British Foreign Secretary Philip Hammond has stressed the difficulties of leaving the European Union, saying that a Brexit agreement could take up to six years and that the country’s ability to negotiate trade agreements would be limited.
“The concern is this … if a future treaty between the U.K. and the EU-27 is deemed to be a mixed competence, it will have to be ratified by 27 national parliaments. I think I am right in saying the shortest time in which that has been done in any EU treaty is just under four years, and that is after taking into account the time it has taken to negotiate,” Hammond told parliamentarians on Tuesday, according to the Guardian.
The agreement to settle relations between the U.K. and the remaining 27 member countries after Brexit will not only concern trade — which is an EU-only competence — but will also cover other aspects of future EU-U.K. relations, such as security and foreign policy. It will therefore need to be ratified by all 27 parliaments.
Hammond also noted that Britain would face legal difficulties in negotiating trade agreements with non-EU countries. It has begun “preliminary” talks with India and has also announced that it will sound out post-Brexit arrangements with the U.S., China, South Korea and Japan.

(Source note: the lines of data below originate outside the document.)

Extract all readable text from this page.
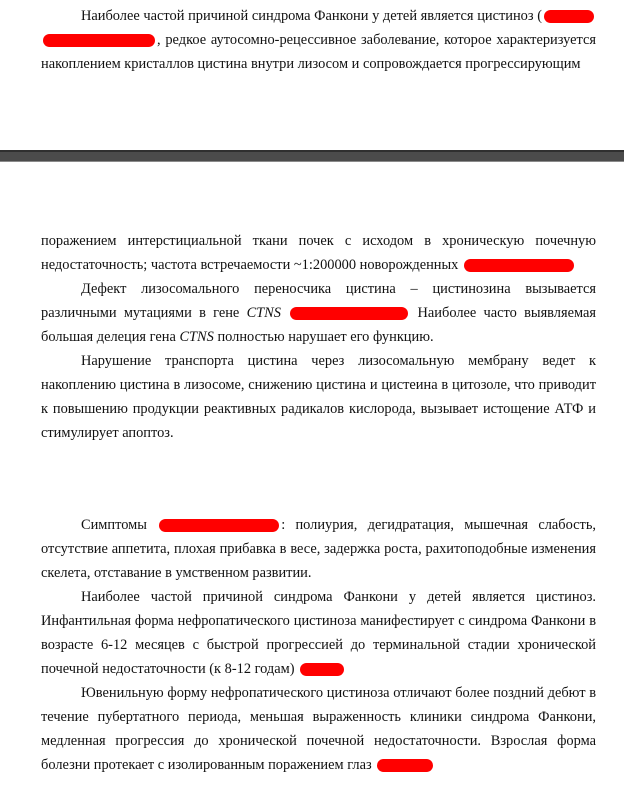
Наиболее частой причиной синдрома Фанкони у детей является цистиноз ( , редкое аутосомно-рецессивное заболевание, которое характеризуется накоплением кристаллов цистина внутри лизосом и сопровождается прогрессирующим

поражением интерстициальной ткани почек с исходом в хроническую почечную недостаточность; частота встречаемости ~1:200000 новорожденных

Дефект лизосомального переносчика цистина – цистинозина вызывается различными мутациями в гене CTNS	Наиболее часто выявляемая большая делеция гена CTNS полностью нарушает его функцию.

Нарушение транспорта цистина через лизосомальную мембрану ведет к накоплению цистина в лизосоме, снижению цистина и цистеина в цитозоле, что приводит к повышению продукции реактивных радикалов кислорода, вызывает истощение АТФ и стимулирует апоптоз.

Симптомы	: полиурия, дегидратация, мышечная слабость, отсутствие аппетита, плохая прибавка в весе, задержка роста, рахитоподобные изменения скелета, отставание в умственном развитии.

Наиболее частой причиной синдрома Фанкони у детей является цистиноз. Инфантильная форма нефропатического цистиноза манифестирует с синдрома Фанкони в возрасте 6-12 месяцев с быстрой прогрессией до терминальной стадии хронической почечной недостаточности (к 8-12 годам)

Ювенильную форму нефропатического цистиноза отличают более поздний дебют в течение пубертатного периода, меньшая выраженность клиники синдрома Фанкони, медленная прогрессия до хронической почечной недостаточности. Взрослая форма болезни протекает с изолированным поражением глаз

“Until we have served an Article 50 notice, we remain a full, participating member of the EU and our ability to negotiate new trade agreements is restricted by the continued application of EU law until we have negotiated our exit from the EU,” Hammond told British MPs. “We have to tread a careful path having any preliminary negotiations but remain on the right side of our international obligations,” Hammond said.